Introspection tools, for example, might want to look at the module without executing it. Also, it is a building block to make lazy loading of modules work. As Nick points out, importlib can do this already.
Currently, the IMPORT_NAME both loads the code for a module and also executes it. The exec happens fairly deep in the guts of importlib. This makes import.c and ceval.c mutually recursive. The locking gets complicated. There are hacks like _call_with_frames_removed() to hide the recursion going on.
Instead, we could have two separate opcodes, one that gets the module but does not exec it (i.e. a function like __import__() that returns a future) and another opcode that actually does the execution. Figuring out all the details is complicated.
- importlib is simpler
- reduce the amount of stack space used (removing recursion by "continuation passing style").
- makes profiling Python easier. Tools like valgrind get confused by call cycle between ceval.c and import.c.
- easier to implement lazy loading of modules (not necessarily a standard Python feature but will make 3rd party implementations cleaner)
I'm CCing Brett as I'm sure he has thoughts on this, given his intimate knowledge of importlib.
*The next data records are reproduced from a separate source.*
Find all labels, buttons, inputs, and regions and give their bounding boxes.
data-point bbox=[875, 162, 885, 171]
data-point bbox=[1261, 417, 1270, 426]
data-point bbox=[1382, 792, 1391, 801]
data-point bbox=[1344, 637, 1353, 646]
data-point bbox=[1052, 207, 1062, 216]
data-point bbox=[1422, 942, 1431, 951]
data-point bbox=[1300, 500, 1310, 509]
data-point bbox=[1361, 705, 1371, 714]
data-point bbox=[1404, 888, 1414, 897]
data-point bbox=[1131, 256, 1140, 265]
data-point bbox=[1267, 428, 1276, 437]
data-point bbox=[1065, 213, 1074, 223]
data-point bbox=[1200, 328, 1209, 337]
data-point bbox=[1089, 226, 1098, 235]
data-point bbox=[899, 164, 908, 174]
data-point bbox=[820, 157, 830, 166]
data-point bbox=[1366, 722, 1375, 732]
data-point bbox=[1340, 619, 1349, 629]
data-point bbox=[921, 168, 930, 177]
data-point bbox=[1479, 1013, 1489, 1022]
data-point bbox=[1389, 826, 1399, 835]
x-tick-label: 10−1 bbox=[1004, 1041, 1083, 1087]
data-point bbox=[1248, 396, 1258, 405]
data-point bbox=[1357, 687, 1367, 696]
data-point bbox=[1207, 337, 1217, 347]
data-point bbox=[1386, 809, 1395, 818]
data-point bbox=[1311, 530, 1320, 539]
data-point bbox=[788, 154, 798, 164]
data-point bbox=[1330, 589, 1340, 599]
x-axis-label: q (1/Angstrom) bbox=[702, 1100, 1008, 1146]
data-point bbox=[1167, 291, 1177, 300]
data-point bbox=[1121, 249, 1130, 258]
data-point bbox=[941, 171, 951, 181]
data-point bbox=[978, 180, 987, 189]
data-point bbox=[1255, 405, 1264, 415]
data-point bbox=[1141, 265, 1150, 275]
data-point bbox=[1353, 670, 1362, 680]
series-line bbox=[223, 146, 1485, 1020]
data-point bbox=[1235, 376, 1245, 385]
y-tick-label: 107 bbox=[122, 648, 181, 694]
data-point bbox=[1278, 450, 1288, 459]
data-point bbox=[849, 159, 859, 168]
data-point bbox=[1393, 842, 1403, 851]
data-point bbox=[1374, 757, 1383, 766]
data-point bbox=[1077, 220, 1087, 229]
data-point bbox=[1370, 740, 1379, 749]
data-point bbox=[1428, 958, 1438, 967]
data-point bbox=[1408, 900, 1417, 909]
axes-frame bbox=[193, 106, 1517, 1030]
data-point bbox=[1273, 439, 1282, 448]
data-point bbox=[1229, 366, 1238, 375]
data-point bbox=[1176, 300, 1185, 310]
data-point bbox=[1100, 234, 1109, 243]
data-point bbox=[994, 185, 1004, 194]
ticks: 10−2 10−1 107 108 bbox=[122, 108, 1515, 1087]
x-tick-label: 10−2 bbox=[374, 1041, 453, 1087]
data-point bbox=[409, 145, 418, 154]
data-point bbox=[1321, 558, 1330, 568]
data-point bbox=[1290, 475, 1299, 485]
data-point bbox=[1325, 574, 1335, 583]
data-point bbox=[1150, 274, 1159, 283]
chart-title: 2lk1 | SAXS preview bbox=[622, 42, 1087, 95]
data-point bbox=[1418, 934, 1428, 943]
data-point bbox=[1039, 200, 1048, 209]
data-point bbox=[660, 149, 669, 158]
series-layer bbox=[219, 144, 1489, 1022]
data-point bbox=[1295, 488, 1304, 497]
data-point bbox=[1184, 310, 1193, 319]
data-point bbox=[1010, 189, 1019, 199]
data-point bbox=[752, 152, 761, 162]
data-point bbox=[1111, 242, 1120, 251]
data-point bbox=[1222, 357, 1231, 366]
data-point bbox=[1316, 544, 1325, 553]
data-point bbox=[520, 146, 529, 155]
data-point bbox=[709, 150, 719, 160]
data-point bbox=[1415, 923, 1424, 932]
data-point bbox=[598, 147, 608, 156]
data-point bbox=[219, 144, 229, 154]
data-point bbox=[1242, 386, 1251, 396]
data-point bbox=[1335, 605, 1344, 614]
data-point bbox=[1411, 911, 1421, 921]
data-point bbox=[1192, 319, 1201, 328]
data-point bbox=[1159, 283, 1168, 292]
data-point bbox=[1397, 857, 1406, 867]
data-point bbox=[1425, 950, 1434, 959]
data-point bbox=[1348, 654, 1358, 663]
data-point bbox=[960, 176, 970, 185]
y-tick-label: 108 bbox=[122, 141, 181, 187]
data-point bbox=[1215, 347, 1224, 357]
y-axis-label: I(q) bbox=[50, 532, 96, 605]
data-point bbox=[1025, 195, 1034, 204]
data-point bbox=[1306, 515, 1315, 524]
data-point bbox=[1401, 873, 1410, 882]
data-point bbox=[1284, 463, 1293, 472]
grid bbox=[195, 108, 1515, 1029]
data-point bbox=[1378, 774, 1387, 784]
To me, it seems like __import__() has a terribly complicated API because it does so many different things.
Maybe two opcodes is not even enough. Maybe we should have one to resolve relative imports (i.e. import.c:resolve_name), one to load but not exec a module given its absolute name (i.e. _find_and_load() without the exec), one to exec a loaded module, one or more to handle the horror of "fromlist" (i.e. _handle_fromlist()).